8 November 2019, 10:23
With Remembrance Sunday approaching, here is everything you need to know about why we mark Armistice Day and the history of the poppy appeal.
What is Armistice Day and when is it?
Armistice Day is marked on 11 November every year because World War One ended at 11am on the 11th day of the 11th month, in 1918, when the armistice was signed.
Remembrance Day is celebrated on the Sunday closest to Armistice Day on 11 November. This year Remembrance Sunday takes place on 10 November.
A two-minute silence is held at 11am on Remembrance Sunday to remember soldiers who have died in wars.
Services are held across the country, with the most high-profile event taking place at the Cenotaph in London. The Remembrance procession is attended by the Royal Family, politicians and the Royal British Legion.
What is the poppy appeal?
The poppy appeal is the Royal British Legion's biggest fundraising campaign, held every year in November, the month of remembrance.
The Royal British Legion is a charity that provides financial, social and emotional support to members and veterans of the British Armed Forces, their families and dependants. It sells poppies for people to wear as a show of support and respect for the Armed Forces community.
This year the Poppy Appeal is aiming to raise over £50 million to help support serving and ex-serving members of the Armed Forces community and their families.
Why do we wear poppies?
The history of the poppy goes back to World War One, where fighting, bombing and destruction took place on the Western Front.
Amid all the bleakness, bright red Flanders poppies flourished in the middle of of Flanders fields, blooming in the battlefields and growing in their thousands.
Shortly after losing a friend in Ypres, Belgium, a Canadian doctor, Lieutenant Colonel John McCrae was moved by the sight of these poppies and that inspiration led him to to write the now famous poem 'In Flanders Fields'.

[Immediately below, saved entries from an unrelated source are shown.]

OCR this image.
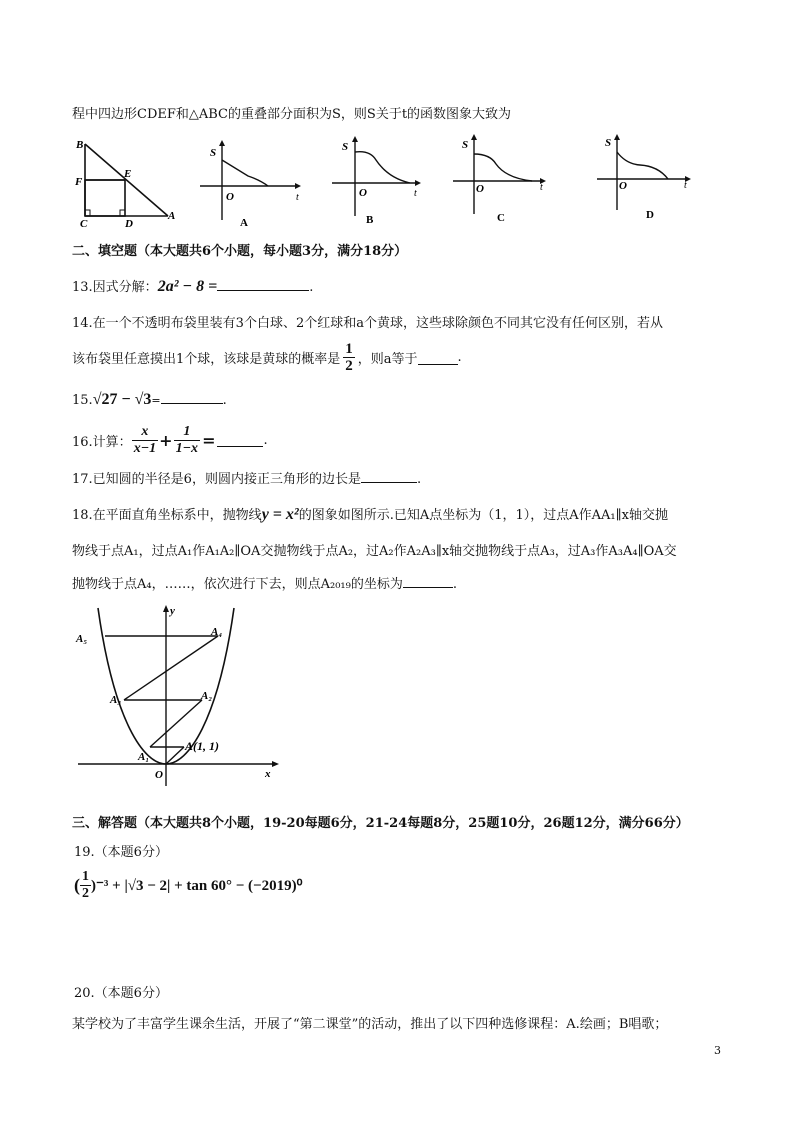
程中四边形CDEF和△ABC的重叠部分面积为S，则S关于t的函数图象大致为
B
F
E
C	D
A
S
t
O
A
S
t
O
B
S
t
O
C
S
t
O
D
二、填空题（本大题共6个小题，每小题3分，满分18分）
13.因式分解：2a² − 8 =	.
14.在一个不透明布袋里装有3个白球、2个红球和a个黄球，这些球除颜色不同其它没有任何区别，若从
该布袋里任意摸出1个球，该球是黄球的概率是 $\frac{1}{2}$ ，则a等于	.
15.√27 − √3=	.
16.计算： $\frac{x}{x-1} + \frac{1}{1-x}$ =	.
17.已知圆的半径是6，则圆内接正三角形的边长是	.
18.在平面直角坐标系中，抛物线y = x²的图象如图所示.已知A点坐标为（1，1），过点A作AA₁∥x轴交抛
物线于点A₁，过点A₁作A₁A₂∥OA交抛物线于点A₂，过A₂作A₂A₃∥x轴交抛物线于点A₃，过A₃作A₃A₄∥OA交
抛物线于点A₄，……，依次进行下去，则点A₂₀₁₉的坐标为	.
y
A₅
A₄
A₃	A₂
A₁
A(1, 1)
O	x
三、解答题（本大题共8个小题，19-20每题6分，21-24每题8分，25题10分，26题12分，满分66分）
19.（本题6分）
( $\frac{1}{2} )^{-3} + |√3 - 2| + \tan 60^\circ - (-2019)^0$
20.（本题6分）
某学校为了丰富学生课余生活，开展了“第二课堂”的活动，推出了以下四种选修课程：A.绘画；B唱歌；
3
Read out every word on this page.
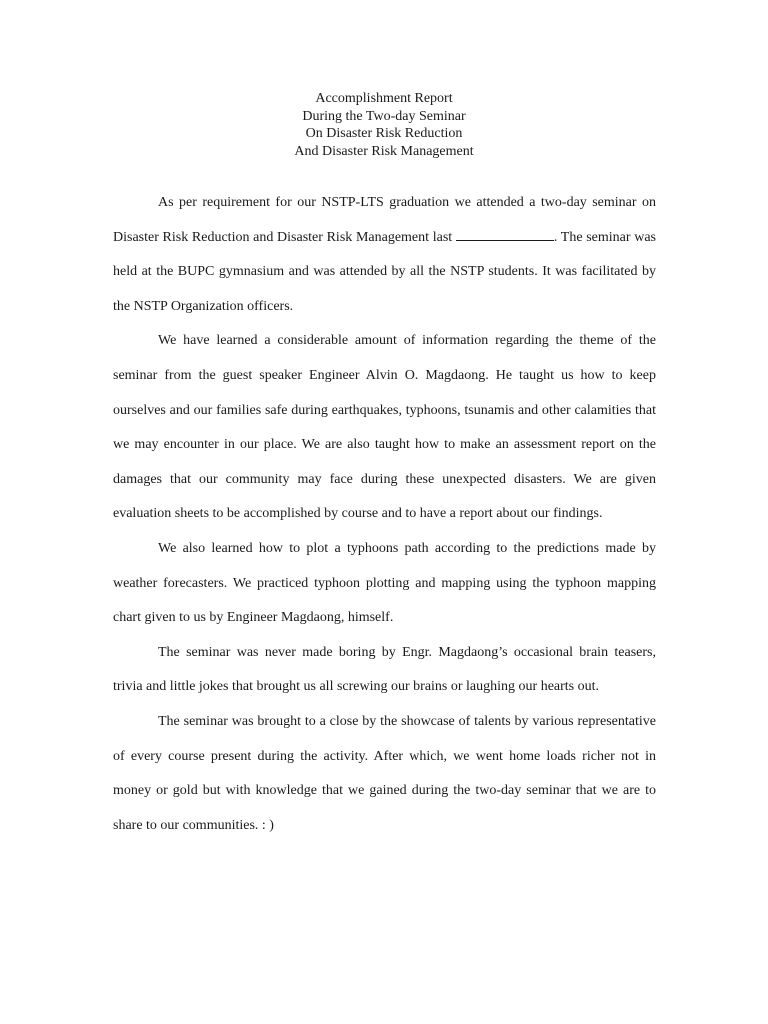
Accomplishment Report
During the Two-day Seminar
On Disaster Risk Reduction
And Disaster Risk Management

As per requirement for our NSTP-LTS graduation we attended a two-day seminar on Disaster Risk Reduction and Disaster Risk Management last	. The seminar was held at the BUPC gymnasium and was attended by all the NSTP students. It was facilitated by the NSTP Organization officers.

We have learned a considerable amount of information regarding the theme of the seminar from the guest speaker Engineer Alvin O. Magdaong. He taught us how to keep ourselves and our families safe during earthquakes, typhoons, tsunamis and other calamities that we may encounter in our place. We are also taught how to make an assessment report on the damages that our community may face during these unexpected disasters. We are given evaluation sheets to be accomplished by course and to have a report about our findings.

We also learned how to plot a typhoons path according to the predictions made by weather forecasters. We practiced typhoon plotting and mapping using the typhoon mapping chart given to us by Engineer Magdaong, himself.

The seminar was never made boring by Engr. Magdaong’s occasional brain teasers, trivia and little jokes that brought us all screwing our brains or laughing our hearts out.

The seminar was brought to a close by the showcase of talents by various representative of every course present during the activity. After which, we went home loads richer not in money or gold but with knowledge that we gained during the two-day seminar that we are to share to our communities. : )
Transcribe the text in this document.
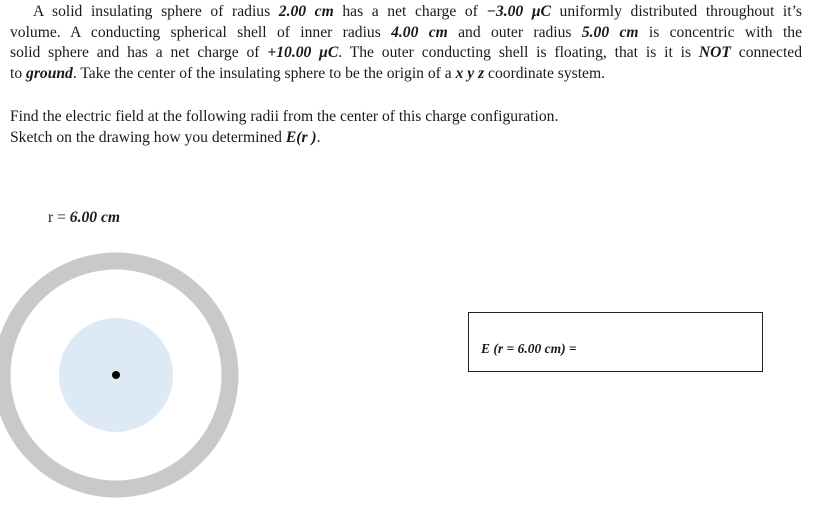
A solid insulating sphere of radius 2.00 cm has a net charge of −3.00 μC uniformly distributed throughout it’s
volume. A conducting spherical shell of inner radius 4.00 cm and outer radius 5.00 cm is concentric with the
solid sphere and has a net charge of +10.00 μC. The outer conducting shell is floating, that is it is NOT connected
to ground. Take the center of the insulating sphere to be the origin of a x y z coordinate system.
Find the electric field at the following radii from the center of this charge configuration.
Sketch on the drawing how you determined E(r ).
r = 6.00 cm
E (r = 6.00 cm) =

The poem then inspired an American academic named Moina Michael to adopt the poppy in memory of those who had fallen in the war and she campaigned to get it adopted as an official symbol of Remembrance across the United States. She worked with others who were trying to do the same in Canada, Australia and the UK.
Also involved with those efforts was a French woman, Anna Guérin who was in the UK in 1921 where she planned to sell the poppies in London.
There she met Earl Haig, founder of the Royal British Legion, who was persuaded to adopt the poppy as an emblem for the Legion in the UK.
The Legion, which had been formed in 1921, ordered nine million poppies and sold them on 11 November that year. They raised over £106,000 to help veterans with housing and jobs, which was a considerable sum at the time.
What’s the best way to put on your poppy?
Some people say poppies should be worn to the left because it is close to the heart. Some women wear it on the right as that is where you would wear a brooch.
Others say that the poppy’s green leaf should be facing 11 o’clock to represent the 11th hour of the 11th day of the 11th month (when WWI ended).
However the Royal British Legion says the best way to wear a poppy is "simply with pride".
If you struggle to fasten the paper poppy on with a pin, it is also possible to buy poppy badges, pins, brooches, bags or car stickers.